One rule of thumb: Try to maintain two years of your fixed expenses on hand, minus any immutable sources of income, like a pension or Social Security.
As you approach retirement age, there are also non-financial questions for you to answer for yourself. Healthcare is an area where you will have important decisions to make. Will you be eligible for Medicare without having to pay extra premiums? What part of Medicare should you buy on your own? Your Baird Financial Advisor can help you answer these and other questions to ensure that you can enjoy the retirement you deserve.
I had planned to start drawing on an annuity soon, and waiting until age 70 to collect Social Security. Should I think about changing that plan?
It really depends on the type of annuity you have. Annuities have all different kinds of tax benefits, payout schedules, funding mechanisms, etc. The best way to assess this for your own particular situation would be to compare what the annuity would provide you to what the benefit of a delayed Social Security payout would be. Remember, you can start taking a reduced Social Security benefit at age 62, but if you wait till age 70, it gives you the maximum annual payout.
The coronavirus and the accompanying fiscal downturn have changed the Social Security strategy for many would-be retirees. Here’s a quick rule of thumb: If you’re find yourself having to sell assets that have declined in value in order to maintain your lifestyle, turning on Social Security now may be a good idea. If you have other assets you can live off of, it’s better to wait as long as possible for the Social Security benefits to grow.

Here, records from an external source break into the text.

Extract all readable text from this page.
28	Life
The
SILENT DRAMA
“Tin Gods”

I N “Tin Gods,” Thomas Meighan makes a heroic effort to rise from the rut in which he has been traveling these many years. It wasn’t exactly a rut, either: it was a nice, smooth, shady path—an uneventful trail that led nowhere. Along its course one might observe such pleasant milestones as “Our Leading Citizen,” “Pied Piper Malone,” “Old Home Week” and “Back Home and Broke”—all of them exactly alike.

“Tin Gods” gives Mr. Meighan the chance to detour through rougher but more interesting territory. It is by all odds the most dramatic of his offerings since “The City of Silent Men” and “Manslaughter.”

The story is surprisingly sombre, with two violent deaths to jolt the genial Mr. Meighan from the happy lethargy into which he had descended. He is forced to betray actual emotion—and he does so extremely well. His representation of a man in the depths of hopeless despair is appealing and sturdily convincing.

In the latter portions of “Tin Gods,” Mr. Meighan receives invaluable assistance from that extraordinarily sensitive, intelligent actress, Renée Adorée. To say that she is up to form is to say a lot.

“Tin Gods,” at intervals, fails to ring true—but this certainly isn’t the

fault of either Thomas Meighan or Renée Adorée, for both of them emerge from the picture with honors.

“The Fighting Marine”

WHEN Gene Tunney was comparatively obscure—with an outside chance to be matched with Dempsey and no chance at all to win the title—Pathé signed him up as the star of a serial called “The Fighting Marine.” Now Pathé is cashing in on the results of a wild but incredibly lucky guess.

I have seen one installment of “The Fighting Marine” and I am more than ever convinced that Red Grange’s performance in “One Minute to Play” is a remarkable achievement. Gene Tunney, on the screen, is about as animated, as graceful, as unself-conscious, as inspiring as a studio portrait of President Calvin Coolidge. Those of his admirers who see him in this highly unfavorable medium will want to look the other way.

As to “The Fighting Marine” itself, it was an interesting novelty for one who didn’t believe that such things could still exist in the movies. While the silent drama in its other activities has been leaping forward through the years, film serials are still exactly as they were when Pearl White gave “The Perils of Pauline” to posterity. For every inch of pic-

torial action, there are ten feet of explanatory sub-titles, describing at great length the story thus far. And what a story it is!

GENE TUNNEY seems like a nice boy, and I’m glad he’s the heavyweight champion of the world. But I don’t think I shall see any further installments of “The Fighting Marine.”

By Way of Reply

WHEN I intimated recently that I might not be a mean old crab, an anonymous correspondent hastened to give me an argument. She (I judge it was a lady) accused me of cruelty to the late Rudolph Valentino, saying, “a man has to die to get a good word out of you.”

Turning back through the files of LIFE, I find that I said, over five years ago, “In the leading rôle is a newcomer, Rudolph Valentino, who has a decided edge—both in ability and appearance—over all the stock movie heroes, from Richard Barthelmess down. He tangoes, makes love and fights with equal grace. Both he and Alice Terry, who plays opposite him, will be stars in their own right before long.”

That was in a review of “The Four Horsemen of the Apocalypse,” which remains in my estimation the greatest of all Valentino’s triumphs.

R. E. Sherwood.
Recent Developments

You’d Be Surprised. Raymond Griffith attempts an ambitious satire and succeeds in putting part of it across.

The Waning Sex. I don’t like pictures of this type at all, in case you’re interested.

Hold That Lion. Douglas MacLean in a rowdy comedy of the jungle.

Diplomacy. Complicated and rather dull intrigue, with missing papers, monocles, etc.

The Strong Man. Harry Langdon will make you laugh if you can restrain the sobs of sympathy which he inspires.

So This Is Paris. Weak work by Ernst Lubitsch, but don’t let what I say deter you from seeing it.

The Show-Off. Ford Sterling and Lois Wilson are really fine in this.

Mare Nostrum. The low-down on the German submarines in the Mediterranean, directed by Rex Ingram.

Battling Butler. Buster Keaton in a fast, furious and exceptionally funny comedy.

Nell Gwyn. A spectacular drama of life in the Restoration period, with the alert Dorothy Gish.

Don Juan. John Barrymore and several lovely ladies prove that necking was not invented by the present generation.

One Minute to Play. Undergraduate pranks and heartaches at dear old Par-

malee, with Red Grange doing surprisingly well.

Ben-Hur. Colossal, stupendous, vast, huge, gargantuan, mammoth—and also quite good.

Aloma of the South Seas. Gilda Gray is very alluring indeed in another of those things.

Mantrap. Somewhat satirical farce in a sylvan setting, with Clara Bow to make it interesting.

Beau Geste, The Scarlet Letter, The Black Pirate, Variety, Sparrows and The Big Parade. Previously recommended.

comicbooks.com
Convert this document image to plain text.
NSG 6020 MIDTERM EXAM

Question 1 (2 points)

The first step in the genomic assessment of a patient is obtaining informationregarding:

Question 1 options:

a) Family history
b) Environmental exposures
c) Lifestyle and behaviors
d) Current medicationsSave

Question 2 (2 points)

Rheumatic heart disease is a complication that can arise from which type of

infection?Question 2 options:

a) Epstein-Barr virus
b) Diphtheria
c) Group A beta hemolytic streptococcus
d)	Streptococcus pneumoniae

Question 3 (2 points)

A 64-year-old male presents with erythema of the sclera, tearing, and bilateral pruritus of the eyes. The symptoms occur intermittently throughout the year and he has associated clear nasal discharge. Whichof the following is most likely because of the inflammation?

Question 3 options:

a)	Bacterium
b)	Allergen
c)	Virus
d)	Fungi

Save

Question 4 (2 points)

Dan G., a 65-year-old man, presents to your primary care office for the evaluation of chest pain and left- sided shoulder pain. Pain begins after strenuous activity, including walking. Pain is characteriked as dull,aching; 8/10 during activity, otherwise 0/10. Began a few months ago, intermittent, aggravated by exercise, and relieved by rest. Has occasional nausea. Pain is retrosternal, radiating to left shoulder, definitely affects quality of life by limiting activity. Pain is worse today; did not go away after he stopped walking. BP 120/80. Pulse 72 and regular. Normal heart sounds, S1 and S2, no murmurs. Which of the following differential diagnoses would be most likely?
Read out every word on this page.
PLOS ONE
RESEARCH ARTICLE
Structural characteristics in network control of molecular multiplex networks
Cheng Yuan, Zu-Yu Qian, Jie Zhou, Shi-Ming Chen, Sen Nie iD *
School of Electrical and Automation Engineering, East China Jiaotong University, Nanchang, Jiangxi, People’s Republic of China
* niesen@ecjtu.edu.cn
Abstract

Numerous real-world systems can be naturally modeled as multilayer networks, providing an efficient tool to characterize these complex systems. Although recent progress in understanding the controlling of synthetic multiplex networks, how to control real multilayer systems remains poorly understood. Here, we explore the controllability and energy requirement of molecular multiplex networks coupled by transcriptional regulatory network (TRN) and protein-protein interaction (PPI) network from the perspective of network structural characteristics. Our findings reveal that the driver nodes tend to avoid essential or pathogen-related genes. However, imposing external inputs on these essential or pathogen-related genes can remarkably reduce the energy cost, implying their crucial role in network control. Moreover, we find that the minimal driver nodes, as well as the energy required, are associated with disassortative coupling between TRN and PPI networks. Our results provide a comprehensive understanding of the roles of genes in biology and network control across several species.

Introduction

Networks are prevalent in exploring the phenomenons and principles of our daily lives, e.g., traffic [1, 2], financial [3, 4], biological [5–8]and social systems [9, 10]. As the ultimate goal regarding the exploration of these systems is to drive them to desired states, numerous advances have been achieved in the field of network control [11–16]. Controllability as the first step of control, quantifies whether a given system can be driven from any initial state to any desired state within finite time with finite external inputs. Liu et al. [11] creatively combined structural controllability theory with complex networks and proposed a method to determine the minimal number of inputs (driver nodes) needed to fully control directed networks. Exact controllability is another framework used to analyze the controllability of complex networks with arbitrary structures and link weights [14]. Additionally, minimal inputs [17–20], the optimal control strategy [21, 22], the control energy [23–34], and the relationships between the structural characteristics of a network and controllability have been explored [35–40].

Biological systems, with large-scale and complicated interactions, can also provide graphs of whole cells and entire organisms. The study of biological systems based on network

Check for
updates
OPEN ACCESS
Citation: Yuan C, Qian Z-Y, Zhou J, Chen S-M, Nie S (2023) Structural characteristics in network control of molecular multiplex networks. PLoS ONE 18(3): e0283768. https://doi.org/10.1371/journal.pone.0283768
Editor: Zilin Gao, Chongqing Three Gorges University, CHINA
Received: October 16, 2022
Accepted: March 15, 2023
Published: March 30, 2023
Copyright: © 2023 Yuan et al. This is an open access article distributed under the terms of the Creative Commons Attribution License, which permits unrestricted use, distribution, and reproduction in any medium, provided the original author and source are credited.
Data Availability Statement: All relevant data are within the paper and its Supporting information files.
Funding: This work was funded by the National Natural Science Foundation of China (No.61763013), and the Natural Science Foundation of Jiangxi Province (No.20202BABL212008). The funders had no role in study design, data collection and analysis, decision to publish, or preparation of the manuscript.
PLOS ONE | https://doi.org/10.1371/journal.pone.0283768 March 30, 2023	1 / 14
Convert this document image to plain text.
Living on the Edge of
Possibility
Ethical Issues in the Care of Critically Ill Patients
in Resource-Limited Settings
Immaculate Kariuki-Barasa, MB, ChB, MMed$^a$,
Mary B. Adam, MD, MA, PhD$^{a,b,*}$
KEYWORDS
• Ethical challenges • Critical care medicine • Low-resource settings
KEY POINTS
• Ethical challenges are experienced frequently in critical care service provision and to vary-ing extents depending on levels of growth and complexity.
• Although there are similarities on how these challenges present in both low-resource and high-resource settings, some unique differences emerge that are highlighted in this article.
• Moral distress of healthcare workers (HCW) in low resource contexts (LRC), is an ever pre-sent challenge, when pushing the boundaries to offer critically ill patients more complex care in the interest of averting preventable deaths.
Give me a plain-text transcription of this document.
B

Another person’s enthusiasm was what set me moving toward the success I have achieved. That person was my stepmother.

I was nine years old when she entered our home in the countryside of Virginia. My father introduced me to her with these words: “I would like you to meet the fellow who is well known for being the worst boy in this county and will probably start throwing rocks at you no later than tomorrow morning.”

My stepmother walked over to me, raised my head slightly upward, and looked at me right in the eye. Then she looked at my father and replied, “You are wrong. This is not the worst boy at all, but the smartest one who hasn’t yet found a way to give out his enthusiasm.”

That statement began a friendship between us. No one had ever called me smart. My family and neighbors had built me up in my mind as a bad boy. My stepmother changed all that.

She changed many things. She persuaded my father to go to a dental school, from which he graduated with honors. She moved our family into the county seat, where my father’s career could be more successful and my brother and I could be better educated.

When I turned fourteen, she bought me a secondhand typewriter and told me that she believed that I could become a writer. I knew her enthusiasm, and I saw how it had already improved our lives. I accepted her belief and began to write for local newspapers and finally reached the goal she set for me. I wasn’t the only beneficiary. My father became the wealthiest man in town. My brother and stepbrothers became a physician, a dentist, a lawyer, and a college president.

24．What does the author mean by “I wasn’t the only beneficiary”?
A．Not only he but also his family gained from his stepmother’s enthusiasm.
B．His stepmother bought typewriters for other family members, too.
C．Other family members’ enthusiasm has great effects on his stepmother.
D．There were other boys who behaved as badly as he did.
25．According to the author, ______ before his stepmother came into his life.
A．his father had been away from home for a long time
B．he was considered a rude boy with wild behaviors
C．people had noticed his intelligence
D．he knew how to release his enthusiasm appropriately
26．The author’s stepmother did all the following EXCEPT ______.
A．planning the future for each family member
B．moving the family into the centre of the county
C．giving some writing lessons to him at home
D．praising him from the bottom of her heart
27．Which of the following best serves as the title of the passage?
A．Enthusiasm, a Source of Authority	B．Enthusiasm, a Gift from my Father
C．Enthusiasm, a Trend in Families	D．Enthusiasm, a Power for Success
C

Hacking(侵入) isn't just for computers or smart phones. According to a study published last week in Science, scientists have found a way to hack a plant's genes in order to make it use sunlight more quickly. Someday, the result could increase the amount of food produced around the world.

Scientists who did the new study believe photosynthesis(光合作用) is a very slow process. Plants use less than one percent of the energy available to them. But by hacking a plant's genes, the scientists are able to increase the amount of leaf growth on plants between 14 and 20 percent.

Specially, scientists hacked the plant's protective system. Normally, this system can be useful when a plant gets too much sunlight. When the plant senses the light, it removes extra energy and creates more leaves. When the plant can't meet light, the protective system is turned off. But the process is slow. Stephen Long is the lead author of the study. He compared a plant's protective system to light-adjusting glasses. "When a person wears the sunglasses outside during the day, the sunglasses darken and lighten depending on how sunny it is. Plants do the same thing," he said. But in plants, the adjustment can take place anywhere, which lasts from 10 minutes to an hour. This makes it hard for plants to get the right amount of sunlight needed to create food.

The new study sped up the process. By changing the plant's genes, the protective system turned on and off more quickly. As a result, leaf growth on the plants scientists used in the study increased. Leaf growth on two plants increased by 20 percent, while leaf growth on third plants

How does this recent downturn in the market affect someone like me, close to retirement age? Would it be wise for me to put off retirement for a while?
Part of the reason you have a long-term plan in place is that you can avoid having to revisit your decisions in times like these, when many people may be reacting emotionally rather than logically. Choosing your retirement date should be a five-year decision, rather than a five-month decision. A robust retirement plan should recognize that there will be disruptions and crises along the way, and have ways to deal with them.
To fully answer this question, you really need to know your current state of affairs: your income, your spending lifestyle, your risk tolerance. When you choose to retire depends on how you balance these other three factors.
Planning is a highly personalized process, and everyone’s retirement journey is different. These guidelines and rules of thumb can help you think about what is most important to you, whether you’re in retirement now or approaching it rapidly, but we can help you take that next step and turn your goals into action.